Skip the 20-step manual lookup for every creator. and pull 50 verified creator emails in under a minute.

FAQs

Common questions about YouTube creator email lookup

Quick answers to the questions brands and marketers ask most often.

What are some famous influencer marketing campaigns?

Well-known examples include Daniel Wellington gifting watches plus discount codes to micro-influencers, Gymshark building an athlete ambassador program plus the Gymshark66 challenge, Dunkin partnering with Charli D'Amelio on The Charli drink, Fenty Beauty's inclusive creator casting plus PlayStation's geo-targeted gaming creators. Each took a different approach, though all share a focus on matching the right creators to the right audience.

What makes an influencer marketing campaign successful?

Above all, fit: the right creators reaching the right audience with authentic content. The famous campaigns succeeded not because of huge budgets or massive names. They worked because the creators genuinely matched the brand plus their audience matched the target customer. Add a clear goal, creative freedom for the creator plus proper tracking, plus you have the recipe behind most influencer wins, regardless of industry.

Do influencer campaigns need big celebrities to work?

No. Some of the most effective campaigns, like Daniel Wellington's, were built on micro-influencers rather than celebrities, because relevance plus trust often beat raw fame. A well-matched micro creator whose audience fits your customer can drive more action than a distant celebrity. Budget for the right fit, not the biggest name, since audience match plus authenticity are what actually move people to buy.

What can brands learn from these campaigns?

That the spectacular results come from getting the basics right: choosing creators whose audience genuinely matches your customer, giving them authentic creative freedom plus meeting people on the platform they actually use. Daniel Wellington proved micro-scale works, Gymshark proved community works, Dunkin proved platform fit works. None of it relied on a trick, just disciplined matching of creator, audience plus message.

How do I create a campaign like these?

Start with your audience plus goal, then find creators whose followers genuinely match that audience rather than chasing reach. Confirm those audiences are real, give creators room to make authentic content, meet your customers on the right platform plus track results with codes plus links.
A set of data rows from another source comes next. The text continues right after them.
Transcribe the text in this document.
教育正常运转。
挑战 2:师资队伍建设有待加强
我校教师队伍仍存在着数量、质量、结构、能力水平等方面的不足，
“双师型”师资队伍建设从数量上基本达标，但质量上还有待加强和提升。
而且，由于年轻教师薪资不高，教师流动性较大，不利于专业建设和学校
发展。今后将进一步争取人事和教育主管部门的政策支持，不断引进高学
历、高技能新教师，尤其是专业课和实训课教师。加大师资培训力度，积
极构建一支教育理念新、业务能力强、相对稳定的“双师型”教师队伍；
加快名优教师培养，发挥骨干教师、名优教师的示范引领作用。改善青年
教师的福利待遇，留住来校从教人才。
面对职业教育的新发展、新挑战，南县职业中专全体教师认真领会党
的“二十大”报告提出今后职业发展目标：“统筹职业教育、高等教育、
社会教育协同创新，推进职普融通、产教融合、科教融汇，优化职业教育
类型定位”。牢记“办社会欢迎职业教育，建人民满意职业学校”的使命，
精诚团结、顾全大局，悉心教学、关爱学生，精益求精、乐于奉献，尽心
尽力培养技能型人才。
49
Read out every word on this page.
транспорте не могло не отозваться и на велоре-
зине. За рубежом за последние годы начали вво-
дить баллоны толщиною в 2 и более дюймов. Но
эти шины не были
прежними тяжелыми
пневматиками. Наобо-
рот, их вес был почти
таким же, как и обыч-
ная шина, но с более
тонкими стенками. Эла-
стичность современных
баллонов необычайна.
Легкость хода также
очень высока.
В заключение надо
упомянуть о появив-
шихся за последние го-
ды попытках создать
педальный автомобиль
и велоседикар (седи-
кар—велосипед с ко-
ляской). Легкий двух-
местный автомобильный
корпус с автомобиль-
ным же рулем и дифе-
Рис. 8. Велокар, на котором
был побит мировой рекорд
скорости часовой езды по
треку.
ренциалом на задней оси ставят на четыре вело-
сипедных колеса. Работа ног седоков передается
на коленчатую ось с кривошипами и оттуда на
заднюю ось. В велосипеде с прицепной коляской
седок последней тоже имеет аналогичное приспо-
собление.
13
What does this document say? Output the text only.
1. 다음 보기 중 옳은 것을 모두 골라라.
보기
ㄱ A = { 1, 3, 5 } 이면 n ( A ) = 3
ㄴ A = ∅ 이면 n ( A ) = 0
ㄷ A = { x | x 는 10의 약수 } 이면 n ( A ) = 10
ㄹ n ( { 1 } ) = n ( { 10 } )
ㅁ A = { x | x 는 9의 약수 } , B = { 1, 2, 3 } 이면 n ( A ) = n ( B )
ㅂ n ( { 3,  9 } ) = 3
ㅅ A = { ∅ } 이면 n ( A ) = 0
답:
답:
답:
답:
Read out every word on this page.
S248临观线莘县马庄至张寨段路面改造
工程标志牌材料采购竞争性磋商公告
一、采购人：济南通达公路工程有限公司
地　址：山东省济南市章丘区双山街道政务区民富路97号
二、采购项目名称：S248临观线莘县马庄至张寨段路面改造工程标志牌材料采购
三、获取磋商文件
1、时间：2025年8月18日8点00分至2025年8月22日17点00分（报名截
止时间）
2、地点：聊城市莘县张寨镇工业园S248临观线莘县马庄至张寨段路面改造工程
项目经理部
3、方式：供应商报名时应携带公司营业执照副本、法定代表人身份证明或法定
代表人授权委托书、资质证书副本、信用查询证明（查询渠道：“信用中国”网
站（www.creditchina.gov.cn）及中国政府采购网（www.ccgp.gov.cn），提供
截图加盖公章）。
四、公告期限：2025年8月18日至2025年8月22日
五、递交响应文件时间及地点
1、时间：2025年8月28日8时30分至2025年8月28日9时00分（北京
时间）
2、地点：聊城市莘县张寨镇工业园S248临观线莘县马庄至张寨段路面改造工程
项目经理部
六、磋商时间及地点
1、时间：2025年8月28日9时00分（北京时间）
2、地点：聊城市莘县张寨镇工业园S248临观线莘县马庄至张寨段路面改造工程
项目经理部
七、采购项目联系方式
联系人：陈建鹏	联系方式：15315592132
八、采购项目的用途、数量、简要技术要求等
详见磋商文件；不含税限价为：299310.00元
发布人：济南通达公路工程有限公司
The famous campaigns are repeatable precisely because their core, right creator plus right audience, is something any brand can do with the right tools.

Written & reviewed by Flinque Research Team

Influencer Marketing Analysts · View team →

Our research team specialises in influencer marketing strategy, creator analytics and outreach best practices. All content is reviewed for accuracy using live platform data and current industry standards.

📧 Creator outreach 📺 YouTube strategy 🔍 Contact research 🗓 Updated Jun 07 2026

Disclaimer: All information on this page is collected from publicly available sources, third-party search engines, AI-powered tools and general online research. We do not claim ownership of any external data and accuracy may vary. This content is for informational purposes only.